How to rotate an SSE/AVX vector
- by user1584773
I need to perform a rotate operation with as little clock cycle as possible.
In the first case let's assume __m128i as source and dest type
source: || A0 || A1 || A2 || A3 ||
dest : || A1 || A2 || A3 || A0 ||
dest = (__m128i)_mm_shuffle_epi32((__m128i)source, _MM_SHUFFLE(0,3,2,1));
Now I want to do the same whit AVX intrinsics
So let's assume this time __m256i as source and dest type
source: || A0 || A1 || A2 || A3 || A4 || A5 || A6 || A7 ||
dest : || A1 || A2 || A3 || A4 || A5 || A6 || A7 || A0 ||
The Avx intrinsics is missing most of the corresponding SSE integer operations.
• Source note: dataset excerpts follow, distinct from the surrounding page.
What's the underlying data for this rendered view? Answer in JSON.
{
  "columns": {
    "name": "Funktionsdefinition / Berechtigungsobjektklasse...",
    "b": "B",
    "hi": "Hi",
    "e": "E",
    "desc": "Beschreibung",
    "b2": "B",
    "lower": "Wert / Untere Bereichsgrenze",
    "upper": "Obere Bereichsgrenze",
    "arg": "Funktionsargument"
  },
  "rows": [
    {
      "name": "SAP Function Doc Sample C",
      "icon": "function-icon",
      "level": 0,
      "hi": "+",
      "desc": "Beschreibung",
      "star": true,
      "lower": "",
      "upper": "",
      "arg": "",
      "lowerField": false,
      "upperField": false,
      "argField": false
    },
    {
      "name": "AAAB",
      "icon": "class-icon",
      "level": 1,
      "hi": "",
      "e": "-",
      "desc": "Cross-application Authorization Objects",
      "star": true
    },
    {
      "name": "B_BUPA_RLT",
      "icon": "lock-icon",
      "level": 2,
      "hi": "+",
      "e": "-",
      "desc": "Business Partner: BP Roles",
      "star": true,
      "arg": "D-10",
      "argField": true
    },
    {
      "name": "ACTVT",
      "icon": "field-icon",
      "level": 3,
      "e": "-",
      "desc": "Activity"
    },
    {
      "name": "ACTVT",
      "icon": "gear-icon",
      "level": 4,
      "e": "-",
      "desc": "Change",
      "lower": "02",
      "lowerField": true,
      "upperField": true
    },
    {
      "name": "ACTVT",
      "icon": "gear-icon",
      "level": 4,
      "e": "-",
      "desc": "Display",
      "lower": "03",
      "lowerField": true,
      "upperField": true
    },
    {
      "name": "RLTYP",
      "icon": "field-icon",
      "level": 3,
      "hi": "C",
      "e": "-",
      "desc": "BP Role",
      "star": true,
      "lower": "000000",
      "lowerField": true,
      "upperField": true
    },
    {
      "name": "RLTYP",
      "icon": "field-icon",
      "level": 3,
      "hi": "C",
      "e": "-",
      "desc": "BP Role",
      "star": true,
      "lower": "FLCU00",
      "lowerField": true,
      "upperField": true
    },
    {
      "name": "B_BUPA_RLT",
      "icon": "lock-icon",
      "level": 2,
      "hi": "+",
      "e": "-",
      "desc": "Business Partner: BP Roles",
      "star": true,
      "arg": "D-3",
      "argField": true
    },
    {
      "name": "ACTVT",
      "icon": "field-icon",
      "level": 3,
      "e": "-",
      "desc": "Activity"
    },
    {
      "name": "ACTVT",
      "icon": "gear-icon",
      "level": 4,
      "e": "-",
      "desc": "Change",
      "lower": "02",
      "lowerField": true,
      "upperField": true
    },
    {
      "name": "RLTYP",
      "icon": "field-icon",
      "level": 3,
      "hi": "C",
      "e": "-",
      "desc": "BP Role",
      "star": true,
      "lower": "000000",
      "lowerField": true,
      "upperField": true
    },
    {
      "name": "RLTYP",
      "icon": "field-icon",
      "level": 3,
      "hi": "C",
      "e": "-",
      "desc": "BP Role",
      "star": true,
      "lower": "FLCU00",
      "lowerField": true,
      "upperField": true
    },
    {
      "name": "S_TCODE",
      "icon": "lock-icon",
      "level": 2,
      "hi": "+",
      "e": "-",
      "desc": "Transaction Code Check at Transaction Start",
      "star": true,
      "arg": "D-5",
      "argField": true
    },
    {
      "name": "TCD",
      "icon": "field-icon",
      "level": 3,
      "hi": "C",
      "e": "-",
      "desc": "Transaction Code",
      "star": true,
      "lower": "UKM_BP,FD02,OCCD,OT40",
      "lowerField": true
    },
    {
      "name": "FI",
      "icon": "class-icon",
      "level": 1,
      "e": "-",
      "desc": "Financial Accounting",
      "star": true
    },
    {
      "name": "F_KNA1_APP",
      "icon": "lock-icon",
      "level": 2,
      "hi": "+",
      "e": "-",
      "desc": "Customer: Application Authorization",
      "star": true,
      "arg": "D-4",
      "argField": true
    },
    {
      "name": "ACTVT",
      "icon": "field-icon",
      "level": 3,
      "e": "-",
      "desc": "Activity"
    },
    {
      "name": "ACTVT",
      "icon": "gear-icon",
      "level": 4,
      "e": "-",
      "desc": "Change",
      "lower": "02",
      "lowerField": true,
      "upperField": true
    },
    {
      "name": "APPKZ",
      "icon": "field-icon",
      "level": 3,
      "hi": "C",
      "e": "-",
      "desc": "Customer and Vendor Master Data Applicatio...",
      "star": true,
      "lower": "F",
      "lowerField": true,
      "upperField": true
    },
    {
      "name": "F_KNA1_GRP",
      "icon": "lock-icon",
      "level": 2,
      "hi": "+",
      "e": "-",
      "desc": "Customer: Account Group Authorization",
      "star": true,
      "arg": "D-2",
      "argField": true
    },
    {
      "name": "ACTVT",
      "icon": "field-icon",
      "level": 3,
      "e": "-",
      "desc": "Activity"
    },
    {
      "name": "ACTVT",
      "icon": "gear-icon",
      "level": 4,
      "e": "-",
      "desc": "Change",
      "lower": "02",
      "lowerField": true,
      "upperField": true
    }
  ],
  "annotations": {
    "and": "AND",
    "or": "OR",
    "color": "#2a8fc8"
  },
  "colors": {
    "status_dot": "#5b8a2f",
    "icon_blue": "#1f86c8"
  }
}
Maybe there is some way go get the desider output working with the floating point version.
I've tryed with:
dest = (__m256i)_mm256_shuffle_ps((__m256)source, (__m256)source, _MM_SHUFFLE(0,3,2,1));
but what I get is:
|| A0 || A2 || A3 || A4 || A5 || A6 || A7 || A1 ||
Any Idea on how to solve this in an efficient way? (without mixing SSE and AVX operation and without "manually" inverting A0 and A1
Thanks in advance!